Bei Gaskraftwerke oder bei Kohlekraftwerke sind die Produktionskosten vergleichsweise hoch. Bei einer Photovoltaik-Anlage sind die Produktionskosten hingegen annähernd Null. Der Strompreis entspricht dann den kurzfristigen Betriebskosten (d.h. Brennstoff plus CO2-Zertifikat plus andere kurzfristige Kosten) der Anlage, die als letzte benötigt wird, um die Nachfrage vollständig bedienen zu können.

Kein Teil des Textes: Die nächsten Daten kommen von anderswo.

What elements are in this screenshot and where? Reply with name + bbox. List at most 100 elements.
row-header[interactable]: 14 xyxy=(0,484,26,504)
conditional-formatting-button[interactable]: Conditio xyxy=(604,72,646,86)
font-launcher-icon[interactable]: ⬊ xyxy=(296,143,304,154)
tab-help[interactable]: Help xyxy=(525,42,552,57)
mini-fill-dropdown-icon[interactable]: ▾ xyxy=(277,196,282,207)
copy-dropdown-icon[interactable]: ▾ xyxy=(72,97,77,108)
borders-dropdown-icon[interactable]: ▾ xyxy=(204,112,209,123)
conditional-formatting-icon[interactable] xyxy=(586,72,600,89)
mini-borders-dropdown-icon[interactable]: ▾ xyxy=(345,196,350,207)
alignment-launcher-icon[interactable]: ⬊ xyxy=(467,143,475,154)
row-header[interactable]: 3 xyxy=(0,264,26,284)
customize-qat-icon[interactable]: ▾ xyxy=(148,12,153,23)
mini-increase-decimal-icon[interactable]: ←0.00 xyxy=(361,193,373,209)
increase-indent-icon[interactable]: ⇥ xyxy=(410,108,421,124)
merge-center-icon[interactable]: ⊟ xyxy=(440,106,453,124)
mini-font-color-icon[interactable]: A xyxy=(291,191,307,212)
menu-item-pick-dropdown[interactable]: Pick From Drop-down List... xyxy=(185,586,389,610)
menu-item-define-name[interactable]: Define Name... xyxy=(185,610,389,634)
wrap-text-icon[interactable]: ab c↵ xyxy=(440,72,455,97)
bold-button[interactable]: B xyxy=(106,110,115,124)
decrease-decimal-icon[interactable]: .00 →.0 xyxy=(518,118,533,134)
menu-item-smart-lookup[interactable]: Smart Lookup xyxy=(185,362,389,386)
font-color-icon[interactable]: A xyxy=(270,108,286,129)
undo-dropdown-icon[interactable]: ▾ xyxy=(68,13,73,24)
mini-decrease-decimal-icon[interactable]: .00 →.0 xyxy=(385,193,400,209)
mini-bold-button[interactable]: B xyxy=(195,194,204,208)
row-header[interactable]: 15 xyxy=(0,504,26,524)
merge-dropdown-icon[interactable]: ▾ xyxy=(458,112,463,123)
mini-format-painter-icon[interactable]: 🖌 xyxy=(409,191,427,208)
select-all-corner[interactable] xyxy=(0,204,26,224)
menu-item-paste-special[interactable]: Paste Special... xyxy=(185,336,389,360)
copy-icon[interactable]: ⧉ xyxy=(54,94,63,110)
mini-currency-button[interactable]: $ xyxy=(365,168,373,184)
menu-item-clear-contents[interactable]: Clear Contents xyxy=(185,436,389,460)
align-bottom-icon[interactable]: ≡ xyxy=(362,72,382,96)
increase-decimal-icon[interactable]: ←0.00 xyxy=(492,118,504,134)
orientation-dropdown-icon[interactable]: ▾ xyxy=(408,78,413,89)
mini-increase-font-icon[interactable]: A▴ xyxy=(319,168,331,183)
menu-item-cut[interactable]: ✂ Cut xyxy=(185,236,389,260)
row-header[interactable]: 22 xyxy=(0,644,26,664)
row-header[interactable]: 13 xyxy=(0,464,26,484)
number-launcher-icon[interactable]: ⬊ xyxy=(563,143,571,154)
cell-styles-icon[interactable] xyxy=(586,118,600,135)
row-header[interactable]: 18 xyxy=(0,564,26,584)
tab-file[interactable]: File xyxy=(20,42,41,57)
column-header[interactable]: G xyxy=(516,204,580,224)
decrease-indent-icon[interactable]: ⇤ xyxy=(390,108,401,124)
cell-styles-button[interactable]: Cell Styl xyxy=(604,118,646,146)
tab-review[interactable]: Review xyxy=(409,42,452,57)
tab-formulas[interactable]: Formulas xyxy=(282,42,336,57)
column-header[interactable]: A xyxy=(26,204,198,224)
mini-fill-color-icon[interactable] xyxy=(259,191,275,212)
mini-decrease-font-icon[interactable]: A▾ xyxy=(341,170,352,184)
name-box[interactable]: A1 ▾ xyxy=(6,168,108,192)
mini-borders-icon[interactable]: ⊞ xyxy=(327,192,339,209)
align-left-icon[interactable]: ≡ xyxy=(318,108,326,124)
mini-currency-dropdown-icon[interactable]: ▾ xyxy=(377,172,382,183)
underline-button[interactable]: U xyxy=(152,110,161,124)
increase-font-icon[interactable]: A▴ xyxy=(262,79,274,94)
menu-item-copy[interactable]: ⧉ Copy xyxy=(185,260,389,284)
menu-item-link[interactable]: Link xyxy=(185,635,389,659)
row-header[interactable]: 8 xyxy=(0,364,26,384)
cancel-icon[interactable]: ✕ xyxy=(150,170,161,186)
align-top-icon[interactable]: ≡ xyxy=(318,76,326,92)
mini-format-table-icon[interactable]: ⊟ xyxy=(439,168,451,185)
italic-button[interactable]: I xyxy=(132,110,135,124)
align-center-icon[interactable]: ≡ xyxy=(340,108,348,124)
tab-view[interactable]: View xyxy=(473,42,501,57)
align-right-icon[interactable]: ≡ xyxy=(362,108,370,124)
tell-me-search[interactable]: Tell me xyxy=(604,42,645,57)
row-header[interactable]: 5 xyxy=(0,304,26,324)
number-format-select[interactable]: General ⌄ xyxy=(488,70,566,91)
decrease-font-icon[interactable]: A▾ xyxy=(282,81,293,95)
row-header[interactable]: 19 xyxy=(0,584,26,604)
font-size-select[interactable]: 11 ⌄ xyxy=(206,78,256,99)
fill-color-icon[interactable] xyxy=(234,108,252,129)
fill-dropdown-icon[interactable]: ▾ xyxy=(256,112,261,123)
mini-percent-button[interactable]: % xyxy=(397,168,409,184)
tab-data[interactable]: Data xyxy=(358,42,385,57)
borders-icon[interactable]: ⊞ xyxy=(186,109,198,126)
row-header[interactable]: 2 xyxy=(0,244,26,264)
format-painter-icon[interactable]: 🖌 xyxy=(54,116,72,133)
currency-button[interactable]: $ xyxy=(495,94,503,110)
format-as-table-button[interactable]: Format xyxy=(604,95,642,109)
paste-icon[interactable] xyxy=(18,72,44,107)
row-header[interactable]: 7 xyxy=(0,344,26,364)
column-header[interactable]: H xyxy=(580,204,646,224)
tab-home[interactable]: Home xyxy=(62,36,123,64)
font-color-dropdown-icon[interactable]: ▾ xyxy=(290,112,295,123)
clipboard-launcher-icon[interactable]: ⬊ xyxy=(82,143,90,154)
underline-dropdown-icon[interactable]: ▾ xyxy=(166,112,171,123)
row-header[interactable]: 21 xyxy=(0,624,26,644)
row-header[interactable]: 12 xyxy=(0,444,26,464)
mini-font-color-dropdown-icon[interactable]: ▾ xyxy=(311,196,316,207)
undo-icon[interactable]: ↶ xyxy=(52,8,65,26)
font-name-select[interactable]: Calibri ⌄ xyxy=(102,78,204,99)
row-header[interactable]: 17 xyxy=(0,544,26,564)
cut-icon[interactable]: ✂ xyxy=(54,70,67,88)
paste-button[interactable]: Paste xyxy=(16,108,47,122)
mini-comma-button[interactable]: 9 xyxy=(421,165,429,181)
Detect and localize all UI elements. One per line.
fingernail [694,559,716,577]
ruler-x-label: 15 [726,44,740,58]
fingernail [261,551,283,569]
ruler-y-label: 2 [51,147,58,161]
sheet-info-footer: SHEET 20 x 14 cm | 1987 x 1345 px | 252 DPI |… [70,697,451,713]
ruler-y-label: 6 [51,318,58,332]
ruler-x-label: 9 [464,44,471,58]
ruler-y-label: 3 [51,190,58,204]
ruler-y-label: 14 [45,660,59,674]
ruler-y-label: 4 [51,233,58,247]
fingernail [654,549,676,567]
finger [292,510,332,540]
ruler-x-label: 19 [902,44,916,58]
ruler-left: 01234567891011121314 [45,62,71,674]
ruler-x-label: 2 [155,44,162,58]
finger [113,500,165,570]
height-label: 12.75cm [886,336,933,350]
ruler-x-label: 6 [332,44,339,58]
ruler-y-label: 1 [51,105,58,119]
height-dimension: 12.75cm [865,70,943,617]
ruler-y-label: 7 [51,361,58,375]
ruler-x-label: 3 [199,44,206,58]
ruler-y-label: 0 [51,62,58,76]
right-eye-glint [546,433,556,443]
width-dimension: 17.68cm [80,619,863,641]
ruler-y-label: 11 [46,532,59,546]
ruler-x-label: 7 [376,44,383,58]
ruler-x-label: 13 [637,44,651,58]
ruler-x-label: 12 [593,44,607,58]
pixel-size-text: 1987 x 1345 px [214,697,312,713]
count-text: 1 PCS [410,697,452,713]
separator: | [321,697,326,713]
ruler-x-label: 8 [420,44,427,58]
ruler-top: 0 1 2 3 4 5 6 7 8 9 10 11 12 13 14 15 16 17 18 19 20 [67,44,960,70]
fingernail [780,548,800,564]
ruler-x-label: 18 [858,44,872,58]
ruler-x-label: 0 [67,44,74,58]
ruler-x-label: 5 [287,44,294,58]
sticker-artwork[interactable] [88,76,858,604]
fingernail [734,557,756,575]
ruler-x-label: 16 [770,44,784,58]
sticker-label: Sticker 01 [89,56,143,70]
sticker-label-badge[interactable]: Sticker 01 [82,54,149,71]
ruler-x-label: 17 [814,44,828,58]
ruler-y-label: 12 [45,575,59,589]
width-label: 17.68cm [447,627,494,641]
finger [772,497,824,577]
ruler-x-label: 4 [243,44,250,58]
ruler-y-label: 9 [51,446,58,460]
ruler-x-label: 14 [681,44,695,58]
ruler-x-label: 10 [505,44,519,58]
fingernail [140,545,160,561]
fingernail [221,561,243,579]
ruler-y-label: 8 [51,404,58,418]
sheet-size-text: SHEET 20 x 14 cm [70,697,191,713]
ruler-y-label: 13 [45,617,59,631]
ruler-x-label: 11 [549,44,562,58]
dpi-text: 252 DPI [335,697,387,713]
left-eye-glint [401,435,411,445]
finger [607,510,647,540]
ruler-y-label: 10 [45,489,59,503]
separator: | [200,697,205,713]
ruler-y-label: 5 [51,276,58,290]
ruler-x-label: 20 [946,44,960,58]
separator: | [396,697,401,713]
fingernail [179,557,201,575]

Axpo beliefert Haushalte nicht direkt

Axpo beliefert in der Schweiz Endkonsumenten wie Haushalte oder das Gewerbe nicht direkt mit Strom (ausgenommen davon ist ihre Tochtergesellschaft CKW). Axpo ist vielmehr eine Produzentin von Strom und ist im Vertrieb und Handel tätig. In der Schweiz ist sie die grösste Produzentin von erneuerbaren Energien, allen voran der Wasserkraft. Sie verfügt zudem über eine starke Position im internationalen Energiehandel.

Preisüberwacher Elcom

Für die Gestaltung der Elektrizitätstarife gelten gesetzliche Vorgaben, die im Stromversorgungsgesetz (StromVG) und in der dazugehörigen Verordnung (StromVV) definiert sind. Jeweils Ende August werden die Elektrizitätstarife für das kommende Jahr publiziert. Jene für das Jahr 2022 und Ihre Region finden Sie hier:

Die Eidgenössische Elektrizitätskommission ElCom überwacht für Kleinkonsumenten, die derzeit noch keine Möglichkeit haben, ihren Stromlieferanten auszuwählen, die Elektrizitätstarife sowie die Netznutzungsentgelte aller Anbieter, da das Netz als natürliches Monopol ja nicht gewählt werden kann.